Quality cannot be regulated into services
Prior to attending the conference, the CQC’s chief executive, David Behan, visited Alder Hey Children’s Hospital, where he met a group of children who had been advising the trust about changes they were making.
“What I saw there were some children who had said they were a bit worried when they came into the hospital, and needed a guide,” he said. “One of the consultants there had designed an app, in the form of a game, that allows people to be introduced to the hospital. I thought it demonstrated people working together, listening to the voice of the people who use their services, to improve service provision.”
He added there has been too much emphasis on regulation and the way that should be improving quality. “Regulation should be shining a light on services, but we cannot regulate quality into services,” he said. “The people who put quality into services are the executive team and board at, for instance, Alder Hey.”
Behan added that he believes there are five influences on the quality of care and services: what commissioners do; what providers do; how professionals take their responsibilities; what regulators do; and the voice of people that use services.
“I think each bit of those five need to be operating together, and if they don’t operate together the improvements in quality and safety aren’t actually going to occur,” he added.
He asked the audience how many people had read the CQC’s ‘state of care’ report, with about 10% putting up their hands.
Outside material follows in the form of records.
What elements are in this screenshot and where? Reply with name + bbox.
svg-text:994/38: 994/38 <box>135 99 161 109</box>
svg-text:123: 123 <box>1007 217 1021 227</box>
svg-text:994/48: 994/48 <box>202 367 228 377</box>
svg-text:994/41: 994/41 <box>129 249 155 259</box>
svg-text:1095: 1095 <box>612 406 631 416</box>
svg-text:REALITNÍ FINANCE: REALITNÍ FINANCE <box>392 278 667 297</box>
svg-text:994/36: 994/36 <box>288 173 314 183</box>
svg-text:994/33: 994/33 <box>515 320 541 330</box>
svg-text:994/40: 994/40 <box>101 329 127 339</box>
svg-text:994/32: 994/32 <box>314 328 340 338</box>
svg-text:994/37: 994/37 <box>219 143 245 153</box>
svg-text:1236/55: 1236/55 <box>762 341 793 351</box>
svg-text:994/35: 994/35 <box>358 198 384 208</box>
“One of the key criticisms I got when I took this job was that CQC didn’t identify what ‘good’ and ‘outstanding’ look like,” stated Behan. “But the state of care report very deliberately had as many examples of these as it did about poor care.
“Why did we do that? We thought we had a responsibility to identify the good carers, so it can be replicated. I need to ask the question why only 10% of you have read it, are you not bothered about it? Is it not a good enough document? Or are we saying the wrong things?”